Defendant’s next contention that he was not proven guilty beyond a reasonable doubt is without merit. It is well settled Illinois law that evidence of the recent exclusive and unexplained possession of the proceeds of a burglary may be sufficient to sustain a conviction of burglary unless there are other facts and circumstances which create a reasonable doubt of guilt. (People v. Woods (1963), 26 Ill. 2d 557, 188 N.E.2d 1; People v. Owens (1962), 23 Ill. 2d 534, 179 N.E.2d 630; People v. Pride (1959), 16 Ill. 2d 82, 156 N.E.2d 551.) Obviously, the jury did not find credible defendant’s story of finding the property in the hallway. The question was one for the jury and the verdict cannot be said to be against the manifest weight of the evidence. People v. Woods (1963), *91926 Ill. 2d 557, 188 N.E.2d 1; People v. Mathews (1950), 406 Ill. 35, 92 N.E.2d 147.
Finally, defendant contends that the instruction defining accountability was improperly given as it was not supported by the evidence. Even slight evidence upon a given theory of the case will justify giving an instruction. (People v. Hyde (1968), 97 Ill. App. 2d 43, 239 N.E.2d 466.) As noted previously, defendant’s exclusive and unexplained possession of property recently taken in a burglary supports the theory that he participated in the burglary as a principal. The fact that defendant might have been guilty of direct participation in the crime does not render the accountability instruction improper if there was also sufficient evidence that he aided another in the commission of the burglary. (People v. Stark (1966), 33 Ill. 2d 616, 213 N.E.2d 503.) The record is replete with such evidence. It shows that defendant had known Searcy for over a year; that both of these men were nonresidents of the building; that these appliances were taken from the same burglarized apartment; and that each of them was observed in possession of the appliances within the space of 15 minutes and within a half a floor’s distance of each other. While the evidence details the activities of Searcy and defendant which occurred after the breaking and entry, this circumstance is of no moment. Accountability requires that the assistance of the person to be held accountable must occur prior to or during the commission of the crime but such assistance can be inferred from activities which occur after the offense. (People v. Hyde (1968), 97 Ill.

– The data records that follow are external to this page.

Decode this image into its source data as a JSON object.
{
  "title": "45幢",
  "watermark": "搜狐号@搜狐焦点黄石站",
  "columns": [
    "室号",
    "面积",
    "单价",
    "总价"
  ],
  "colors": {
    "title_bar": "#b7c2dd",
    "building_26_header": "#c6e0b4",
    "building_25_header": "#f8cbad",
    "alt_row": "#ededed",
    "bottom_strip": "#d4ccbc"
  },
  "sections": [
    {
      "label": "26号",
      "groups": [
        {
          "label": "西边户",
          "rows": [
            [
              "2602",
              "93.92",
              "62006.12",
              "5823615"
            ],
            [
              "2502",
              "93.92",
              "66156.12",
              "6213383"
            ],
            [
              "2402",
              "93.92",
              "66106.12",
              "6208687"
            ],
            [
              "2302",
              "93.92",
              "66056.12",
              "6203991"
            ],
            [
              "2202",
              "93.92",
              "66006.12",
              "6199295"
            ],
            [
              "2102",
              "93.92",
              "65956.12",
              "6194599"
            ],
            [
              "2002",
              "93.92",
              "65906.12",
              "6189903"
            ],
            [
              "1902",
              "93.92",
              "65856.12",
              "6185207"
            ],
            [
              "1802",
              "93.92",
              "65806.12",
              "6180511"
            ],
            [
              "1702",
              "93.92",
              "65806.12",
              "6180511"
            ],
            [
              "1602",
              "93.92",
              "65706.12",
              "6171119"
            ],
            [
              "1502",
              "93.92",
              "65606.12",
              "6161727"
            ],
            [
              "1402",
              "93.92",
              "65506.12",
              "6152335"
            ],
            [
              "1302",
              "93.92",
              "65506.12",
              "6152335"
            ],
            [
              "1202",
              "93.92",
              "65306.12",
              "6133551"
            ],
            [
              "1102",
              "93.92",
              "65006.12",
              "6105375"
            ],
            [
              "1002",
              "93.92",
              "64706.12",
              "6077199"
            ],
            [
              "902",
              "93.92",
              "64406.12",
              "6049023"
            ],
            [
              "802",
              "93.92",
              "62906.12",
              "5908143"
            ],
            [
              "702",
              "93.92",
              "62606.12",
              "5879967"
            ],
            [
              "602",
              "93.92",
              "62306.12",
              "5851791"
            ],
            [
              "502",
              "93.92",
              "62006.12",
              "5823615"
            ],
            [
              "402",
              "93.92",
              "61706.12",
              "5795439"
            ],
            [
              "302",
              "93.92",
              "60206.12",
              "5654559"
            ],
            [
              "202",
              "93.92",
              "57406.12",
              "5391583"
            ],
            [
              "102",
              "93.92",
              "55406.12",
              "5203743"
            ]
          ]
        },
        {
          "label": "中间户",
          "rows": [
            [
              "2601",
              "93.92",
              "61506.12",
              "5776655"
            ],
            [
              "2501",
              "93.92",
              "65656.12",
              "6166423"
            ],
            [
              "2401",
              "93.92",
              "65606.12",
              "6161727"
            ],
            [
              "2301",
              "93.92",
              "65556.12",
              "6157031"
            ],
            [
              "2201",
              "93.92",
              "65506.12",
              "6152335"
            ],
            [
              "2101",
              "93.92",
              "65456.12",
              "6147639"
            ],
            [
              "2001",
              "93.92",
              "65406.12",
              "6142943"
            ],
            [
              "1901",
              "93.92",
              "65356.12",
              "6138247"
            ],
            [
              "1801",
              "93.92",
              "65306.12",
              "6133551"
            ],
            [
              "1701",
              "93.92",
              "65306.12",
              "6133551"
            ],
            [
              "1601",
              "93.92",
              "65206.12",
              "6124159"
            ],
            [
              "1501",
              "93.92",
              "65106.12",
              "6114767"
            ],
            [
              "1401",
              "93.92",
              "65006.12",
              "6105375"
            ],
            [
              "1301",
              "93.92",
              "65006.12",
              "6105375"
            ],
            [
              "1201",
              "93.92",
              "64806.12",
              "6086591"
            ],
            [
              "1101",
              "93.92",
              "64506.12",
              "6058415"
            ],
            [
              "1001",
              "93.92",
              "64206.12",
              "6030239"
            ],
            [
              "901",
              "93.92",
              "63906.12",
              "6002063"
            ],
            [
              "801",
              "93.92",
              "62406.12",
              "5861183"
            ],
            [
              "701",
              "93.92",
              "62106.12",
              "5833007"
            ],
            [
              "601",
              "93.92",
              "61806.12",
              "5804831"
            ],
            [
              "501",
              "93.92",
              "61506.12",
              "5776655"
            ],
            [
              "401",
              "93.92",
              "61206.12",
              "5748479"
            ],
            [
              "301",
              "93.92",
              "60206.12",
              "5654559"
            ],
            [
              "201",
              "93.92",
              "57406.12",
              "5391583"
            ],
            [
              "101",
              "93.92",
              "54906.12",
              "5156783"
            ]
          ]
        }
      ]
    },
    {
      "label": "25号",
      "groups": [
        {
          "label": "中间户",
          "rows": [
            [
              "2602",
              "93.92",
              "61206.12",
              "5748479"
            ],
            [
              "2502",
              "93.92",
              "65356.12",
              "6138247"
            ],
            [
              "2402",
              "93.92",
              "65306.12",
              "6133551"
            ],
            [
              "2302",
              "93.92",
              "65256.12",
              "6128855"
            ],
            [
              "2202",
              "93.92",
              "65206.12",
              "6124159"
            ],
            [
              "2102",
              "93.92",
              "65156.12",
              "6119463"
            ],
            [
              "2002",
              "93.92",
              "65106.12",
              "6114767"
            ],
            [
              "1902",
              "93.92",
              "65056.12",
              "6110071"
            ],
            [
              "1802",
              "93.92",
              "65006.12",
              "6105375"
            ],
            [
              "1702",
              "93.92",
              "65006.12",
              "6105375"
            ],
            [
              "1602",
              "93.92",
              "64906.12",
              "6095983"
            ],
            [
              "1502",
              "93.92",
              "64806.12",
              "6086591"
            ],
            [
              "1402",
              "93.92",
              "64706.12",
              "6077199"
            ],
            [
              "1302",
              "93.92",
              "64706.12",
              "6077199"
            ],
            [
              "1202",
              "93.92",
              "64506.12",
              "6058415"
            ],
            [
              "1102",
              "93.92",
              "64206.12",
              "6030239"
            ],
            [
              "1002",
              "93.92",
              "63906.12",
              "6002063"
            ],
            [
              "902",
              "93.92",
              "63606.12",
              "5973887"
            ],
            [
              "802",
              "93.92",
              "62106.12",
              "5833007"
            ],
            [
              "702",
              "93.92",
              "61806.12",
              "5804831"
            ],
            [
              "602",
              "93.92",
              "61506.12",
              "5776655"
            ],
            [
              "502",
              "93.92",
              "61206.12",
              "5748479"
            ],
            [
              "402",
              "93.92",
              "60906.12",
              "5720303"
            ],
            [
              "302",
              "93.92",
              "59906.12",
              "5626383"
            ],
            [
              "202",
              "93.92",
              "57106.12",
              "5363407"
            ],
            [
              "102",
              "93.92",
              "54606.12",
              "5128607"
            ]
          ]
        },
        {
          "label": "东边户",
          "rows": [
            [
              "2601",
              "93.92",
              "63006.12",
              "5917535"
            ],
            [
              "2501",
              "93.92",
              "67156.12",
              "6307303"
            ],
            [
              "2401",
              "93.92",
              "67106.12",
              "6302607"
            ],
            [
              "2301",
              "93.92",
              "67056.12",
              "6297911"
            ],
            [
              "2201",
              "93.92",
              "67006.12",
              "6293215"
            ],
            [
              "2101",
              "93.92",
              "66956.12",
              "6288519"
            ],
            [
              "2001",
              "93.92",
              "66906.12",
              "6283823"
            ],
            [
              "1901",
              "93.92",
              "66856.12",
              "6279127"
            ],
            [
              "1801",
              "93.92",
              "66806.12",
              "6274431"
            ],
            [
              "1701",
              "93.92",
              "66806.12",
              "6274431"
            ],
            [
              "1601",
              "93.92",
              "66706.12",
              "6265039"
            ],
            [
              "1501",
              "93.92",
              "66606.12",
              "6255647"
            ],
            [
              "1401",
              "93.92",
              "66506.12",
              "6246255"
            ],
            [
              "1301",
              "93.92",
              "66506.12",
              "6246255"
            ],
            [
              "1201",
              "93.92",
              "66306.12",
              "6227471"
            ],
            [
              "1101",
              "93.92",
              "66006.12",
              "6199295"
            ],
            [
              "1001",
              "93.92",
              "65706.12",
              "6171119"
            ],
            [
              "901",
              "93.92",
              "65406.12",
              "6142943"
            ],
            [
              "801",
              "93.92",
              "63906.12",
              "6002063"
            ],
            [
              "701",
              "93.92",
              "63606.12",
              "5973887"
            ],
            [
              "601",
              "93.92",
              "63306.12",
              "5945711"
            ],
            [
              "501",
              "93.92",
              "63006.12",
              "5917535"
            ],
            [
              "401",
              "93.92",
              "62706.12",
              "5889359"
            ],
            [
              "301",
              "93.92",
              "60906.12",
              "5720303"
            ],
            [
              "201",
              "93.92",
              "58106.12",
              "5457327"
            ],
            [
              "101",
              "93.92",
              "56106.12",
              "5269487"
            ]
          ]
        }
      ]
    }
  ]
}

App. 2d 43, 239 N.E.2d 466.) Thus, the evidence, in this case adequately supported the State’s alternative theory that one of these men may have aided the other in the commission of the burglary and the State was entitled to have the accountability instruction given.
For these reasons the judgment of the circuit court of Cook County is affirmed.
LORENZ, P. J., and DRUCKER, J., concur.